The penny began to drop.
Magisterial inquiries are bandied about in a protracted game of inconclusiveness. Muscat’s government has not had one clear judgment in its favour – only a series of dropped libel cases, stalled inquiries and unpublished results.
We have only just begun to scratch the surface of the Vitals deal, the Electrogas deal, the Panama Papers data (including the slippery eel that is Egrant) and more, much more. Every public contract needs to be scrutinised – yet with institutional meltdown, this becomes an impossible task. Or not.
‘Talkin’ bout a revolution’
This brings me back to the whispers on the streets. The streets are where change can begin to happen.

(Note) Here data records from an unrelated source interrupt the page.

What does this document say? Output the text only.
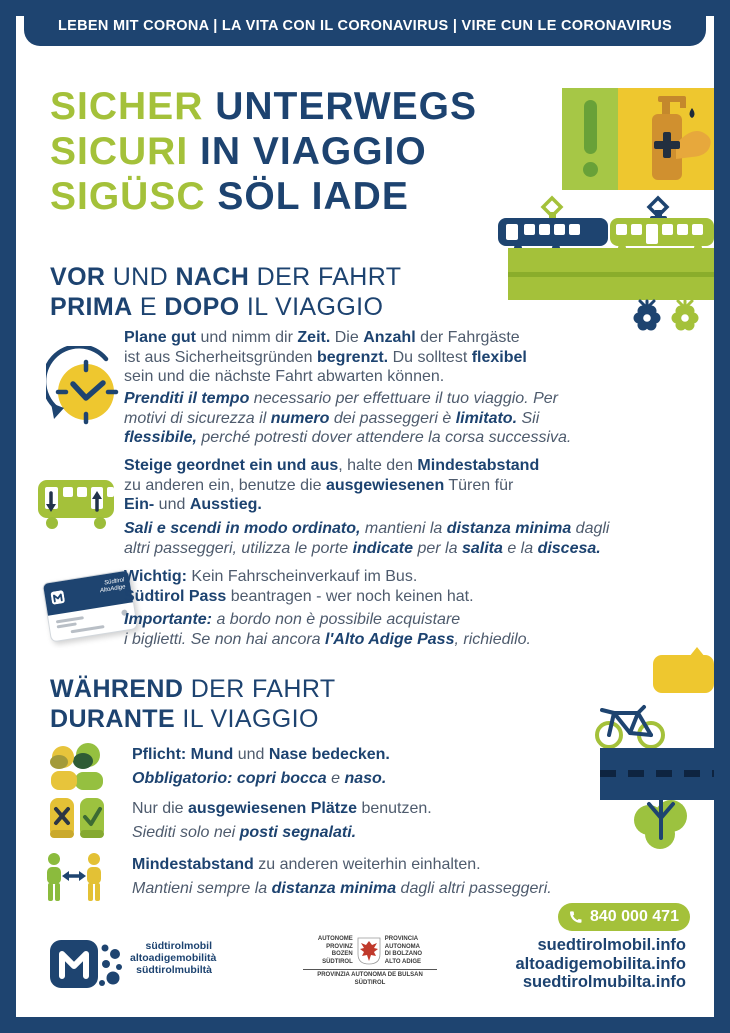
LEBEN MIT CORONA | LA VITA CON IL CORONAVIRUS | VIRE CUN LE CORONAVIRUS
SICHER UNTERWEGS
SICURI IN VIAGGIO
SIGÜSC SÖL IADE
VOR UND NACH DER FAHRT
PRIMA E DOPO IL VIAGGIO

Plane gut und nimm dir Zeit. Die Anzahl der Fahrgäste
ist aus Sicherheitsgründen begrenzt. Du solltest flexibel
sein und die nächste Fahrt abwarten können.

Prenditi il tempo necessario per effettuare il tuo viaggio. Per
motivi di sicurezza il numero dei passeggeri è limitato. Sii
flessibile, perché potresti dover attendere la corsa successiva.

Steige geordnet ein und aus, halte den Mindestabstand
zu anderen ein, benutze die ausgewiesenen Türen für
Ein- und Ausstieg.

Sali e scendi in modo ordinato, mantieni la distanza minima dagli
altri passeggeri, utilizza le porte indicate per la salita e la discesa.

Südtirol
AltoAdige

Wichtig: Kein Fahrscheinverkauf im Bus.
Südtirol Pass beantragen - wer noch keinen hat.

Importante: a bordo non è possibile acquistare
i biglietti. Se non hai ancora l'Alto Adige Pass, richiedilo.

WÄHREND DER FAHRT
DURANTE IL VIAGGIO

Pflicht: Mund und Nase bedecken.

Obbligatorio: copri bocca e naso.

Nur die ausgewiesenen Plätze benutzen.

Siediti solo nei posti segnalati.

Mindestabstand zu anderen weiterhin einhalten.

Mantieni sempre la distanza minima dagli altri passeggeri.

840 000 471
südtirolmobil
altoadigemobilità
südtirolmubiltà
AUTONOME
PROVINZ
BOZEN
SÜDTIROL
PROVINCIA
AUTONOMA
DI BOLZANO
ALTO ADIGE
PROVINZIA AUTONOMA DE BULSAN
SÜDTIROL
suedtirolmobil.info
altoadigemobilita.info
suedtirolmubilta.info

The same streets that voted in huge numbers in 2013 to bring about a change for the better against what was finally perceived as a rotting administration.
The same streets are slowly waking up to the dark reality that they have been lied to. That the ‘Best of Times’ is a lie. The message that we tried to relay three years ago is now writing itself.

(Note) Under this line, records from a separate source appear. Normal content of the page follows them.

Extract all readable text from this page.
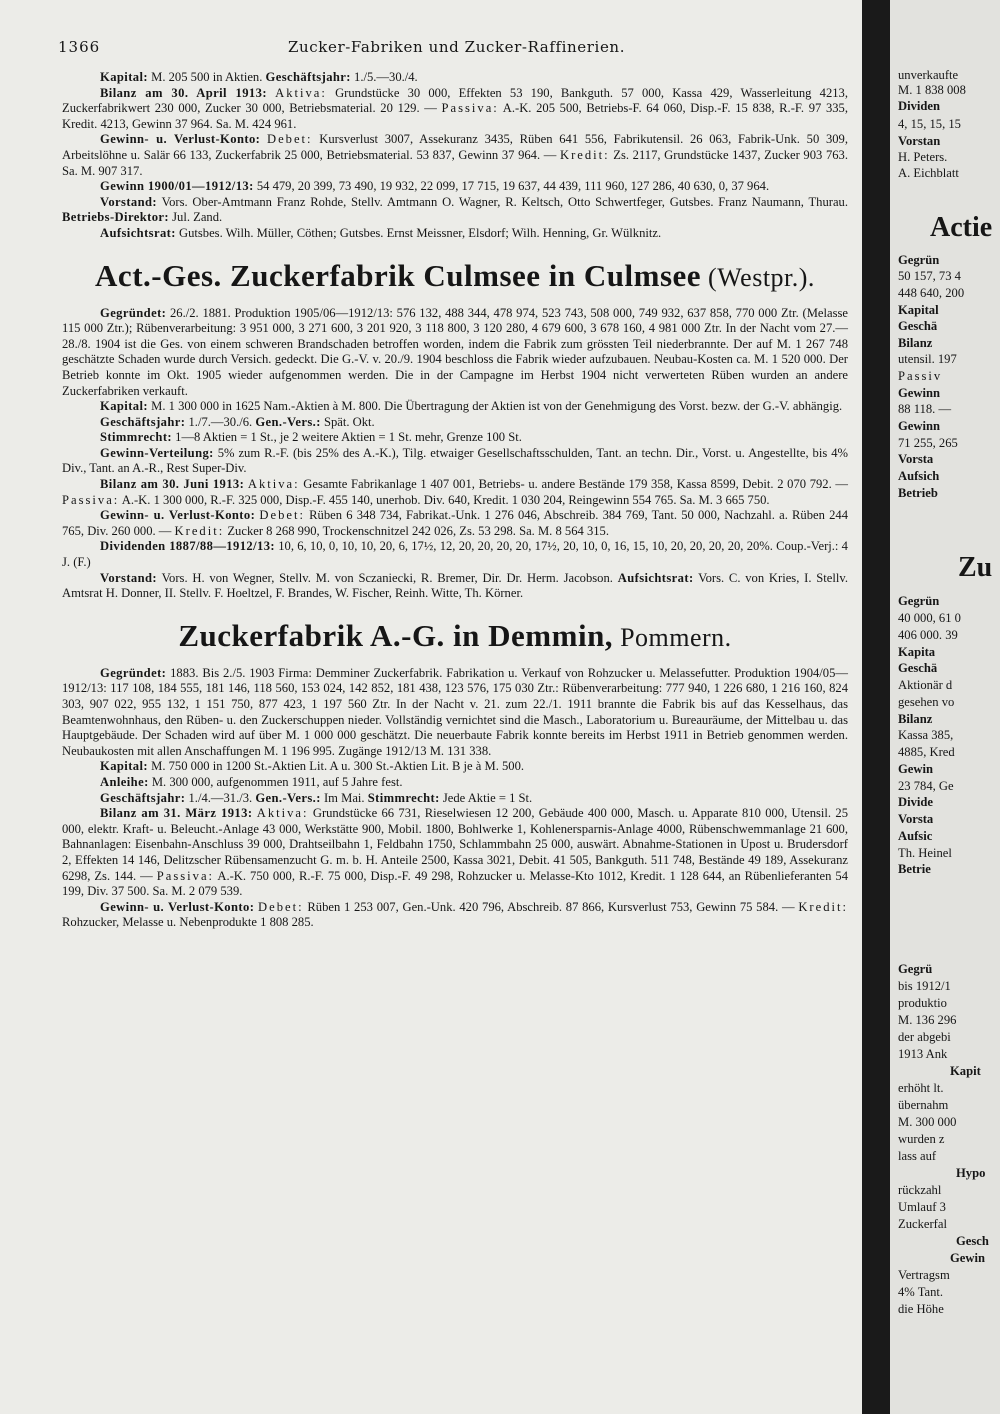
1366	Zucker-Fabriken und Zucker-Raffinerien.

Kapital: M. 205 500 in Aktien. Geschäftsjahr: 1./5.—30./4.

Bilanz am 30. April 1913: Aktiva: Grundstücke 30 000, Effekten 53 190, Bankguth. 57 000, Kassa 429, Wasserleitung 4213, Zuckerfabrikwert 230 000, Zucker 30 000, Betriebsmaterial. 20 129. — Passiva: A.-K. 205 500, Betriebs-F. 64 060, Disp.-F. 15 838, R.-F. 97 335, Kredit. 4213, Gewinn 37 964. Sa. M. 424 961.

Gewinn- u. Verlust-Konto: Debet: Kursverlust 3007, Assekuranz 3435, Rüben 641 556, Fabrikutensil. 26 063, Fabrik-Unk. 50 309, Arbeitslöhne u. Salär 66 133, Zuckerfabrik 25 000, Betriebsmaterial. 53 837, Gewinn 37 964. — Kredit: Zs. 2117, Grundstücke 1437, Zucker 903 763. Sa. M. 907 317.

Gewinn 1900/01—1912/13: 54 479, 20 399, 73 490, 19 932, 22 099, 17 715, 19 637, 44 439, 111 960, 127 286, 40 630, 0, 37 964.

Vorstand: Vors. Ober-Amtmann Franz Rohde, Stellv. Amtmann O. Wagner, R. Keltsch, Otto Schwertfeger, Gutsbes. Franz Naumann, Thurau. Betriebs-Direktor: Jul. Zand.

Aufsichtsrat: Gutsbes. Wilh. Müller, Cöthen; Gutsbes. Ernst Meissner, Elsdorf; Wilh. Henning, Gr. Wülknitz.

Act.-Ges. Zuckerfabrik Culmsee in Culmsee (Westpr.).

Gegründet: 26./2. 1881. Produktion 1905/06—1912/13: 576 132, 488 344, 478 974, 523 743, 508 000, 749 932, 637 858, 770 000 Ztr. (Melasse 115 000 Ztr.); Rübenverarbeitung: 3 951 000, 3 271 600, 3 201 920, 3 118 800, 3 120 280, 4 679 600, 3 678 160, 4 981 000 Ztr. In der Nacht vom 27.—28./8. 1904 ist die Ges. von einem schweren Brandschaden betroffen worden, indem die Fabrik zum grössten Teil niederbrannte. Der auf M. 1 267 748 geschätzte Schaden wurde durch Versich. gedeckt. Die G.-V. v. 20./9. 1904 beschloss die Fabrik wieder aufzubauen. Neubau-Kosten ca. M. 1 520 000. Der Betrieb konnte im Okt. 1905 wieder aufgenommen werden. Die in der Campagne im Herbst 1904 nicht verwerteten Rüben wurden an andere Zuckerfabriken verkauft.

Kapital: M. 1 300 000 in 1625 Nam.-Aktien à M. 800. Die Übertragung der Aktien ist von der Genehmigung des Vorst. bezw. der G.-V. abhängig.

Geschäftsjahr: 1./7.—30./6. Gen.-Vers.: Spät. Okt.

Stimmrecht: 1—8 Aktien = 1 St., je 2 weitere Aktien = 1 St. mehr, Grenze 100 St.

Gewinn-Verteilung: 5% zum R.-F. (bis 25% des A.-K.), Tilg. etwaiger Gesellschaftsschulden, Tant. an techn. Dir., Vorst. u. Angestellte, bis 4% Div., Tant. an A.-R., Rest Super-Div.

Bilanz am 30. Juni 1913: Aktiva: Gesamte Fabrikanlage 1 407 001, Betriebs- u. andere Bestände 179 358, Kassa 8599, Debit. 2 070 792. — Passiva: A.-K. 1 300 000, R.-F. 325 000, Disp.-F. 455 140, unerhob. Div. 640, Kredit. 1 030 204, Reingewinn 554 765. Sa. M. 3 665 750.

Gewinn- u. Verlust-Konto: Debet: Rüben 6 348 734, Fabrikat.-Unk. 1 276 046, Abschreib. 384 769, Tant. 50 000, Nachzahl. a. Rüben 244 765, Div. 260 000. — Kredit: Zucker 8 268 990, Trockenschnitzel 242 026, Zs. 53 298. Sa. M. 8 564 315.

Dividenden 1887/88—1912/13: 10, 6, 10, 0, 10, 10, 20, 6, 17½, 12, 20, 20, 20, 20, 17½, 20, 10, 0, 16, 15, 10, 20, 20, 20, 20, 20%. Coup.-Verj.: 4 J. (F.)

Vorstand: Vors. H. von Wegner, Stellv. M. von Sczaniecki, R. Bremer, Dir. Dr. Herm. Jacobson. Aufsichtsrat: Vors. C. von Kries, I. Stellv. Amtsrat H. Donner, II. Stellv. F. Hoeltzel, F. Brandes, W. Fischer, Reinh. Witte, Th. Körner.

Zuckerfabrik A.-G. in Demmin, Pommern.

Gegründet: 1883. Bis 2./5. 1903 Firma: Demminer Zuckerfabrik. Fabrikation u. Verkauf von Rohzucker u. Melassefutter. Produktion 1904/05—1912/13: 117 108, 184 555, 181 146, 118 560, 153 024, 142 852, 181 438, 123 576, 175 030 Ztr.: Rübenverarbeitung: 777 940, 1 226 680, 1 216 160, 824 303, 907 022, 955 132, 1 151 750, 877 423, 1 197 560 Ztr. In der Nacht v. 21. zum 22./1. 1911 brannte die Fabrik bis auf das Kesselhaus, das Beamtenwohnhaus, den Rüben- u. den Zuckerschuppen nieder. Vollständig vernichtet sind die Masch., Laboratorium u. Bureauräume, der Mittelbau u. das Hauptgebäude. Der Schaden wird auf über M. 1 000 000 geschätzt. Die neuerbaute Fabrik konnte bereits im Herbst 1911 in Betrieb genommen werden. Neubaukosten mit allen Anschaffungen M. 1 196 995. Zugänge 1912/13 M. 131 338.

Kapital: M. 750 000 in 1200 St.-Aktien Lit. A u. 300 St.-Aktien Lit. B je à M. 500.

Anleihe: M. 300 000, aufgenommen 1911, auf 5 Jahre fest.

Geschäftsjahr: 1./4.—31./3. Gen.-Vers.: Im Mai. Stimmrecht: Jede Aktie = 1 St.

Bilanz am 31. März 1913: Aktiva: Grundstücke 66 731, Rieselwiesen 12 200, Gebäude 400 000, Masch. u. Apparate 810 000, Utensil. 25 000, elektr. Kraft- u. Beleucht.-Anlage 43 000, Werkstätte 900, Mobil. 1800, Bohlwerke 1, Kohlenersparnis-Anlage 4000, Rübenschwemmanlage 21 600, Bahnanlagen: Eisenbahn-Anschluss 39 000, Drahtseilbahn 1, Feldbahn 1750, Schlammbahn 25 000, auswärt. Abnahme-Stationen in Upost u. Brudersdorf 2, Effekten 14 146, Delitzscher Rübensamenzucht G. m. b. H. Anteile 2500, Kassa 3021, Debit. 41 505, Bankguth. 511 748, Bestände 49 189, Assekuranz 6298, Zs. 144. — Passiva: A.-K. 750 000, R.-F. 75 000, Disp.-F. 49 298, Rohzucker u. Melasse-Kto 1012, Kredit. 1 128 644, an Rübenlieferanten 54 199, Div. 37 500. Sa. M. 2 079 539.

Gewinn- u. Verlust-Konto: Debet: Rüben 1 253 007, Gen.-Unk. 420 796, Abschreib. 87 866, Kursverlust 753, Gewinn 75 584. — Kredit: Rohzucker, Melasse u. Nebenprodukte 1 808 285.

unverkaufte
M. 1 838 008
Dividen
4, 15, 15, 15
Vorstan
H. Peters.
A. Eichblatt
Actie
Gegrün
50 157, 73 4
448 640, 200
Kapital
Geschä
Bilanz
utensil. 197
Passiv
Gewinn
88 118. —
Gewinn
71 255, 265
Vorsta
Aufsich
Betrieb
Zu
Gegrün
40 000, 61 0
406 000. 39
Kapita
Geschä
Aktionär d
gesehen vo
Bilanz
Kassa 385,
4885, Kred
Gewin
23 784, Ge
Divide
Vorsta
Aufsic
Th. Heinel
Betrie
Gegrü
bis 1912/1
produktio
M. 136 296
der abgebi
1913 Ank
Kapit
erhöht lt.
übernahm
M. 300 000
wurden z
lass auf
Hypo
rückzahl
Umlauf 3
Zuckerfal
Gesch
Gewin
Vertragsm
4% Tant.
die Höhe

Fulfilling Tracy Chapman’s words, the whispers of revolution are out on the street. There is only so far that people can accept to be deceived. It is the people who must now take the lead – demand what is theirs. This is not a partisan call. It is a call across society to win back what is ours.
The divide is between those who have the nation at heart and those who are tied to the slippery race for power and money
No amount of technical explanation will be better than the real tangible experiences of life. As Immanuel Mifsud puts it in L-Aqwa Zmien (my translation):
“When the last echoes of a politician’s emotional speech dwindle into nothing; when the marathon programmes close; when the last ever-rising graph stops and the financial expert has the last smile… somewhere, someone will be closing the garage door to fall asleep; someone will have to leave his home; someone else begins to be abused; and there will be someone who is losing his life uselessly.” .
Last week’s peaceful protests in Valletta were another step in this struggle. Parliamentarians of goodwill, who hold the interest of the people at heart, would do well to follow this call. There are no longer any Nationalist or Labour politicians – the divide is between those who have the nation at heart and those who are tied to the slippery race for power and money.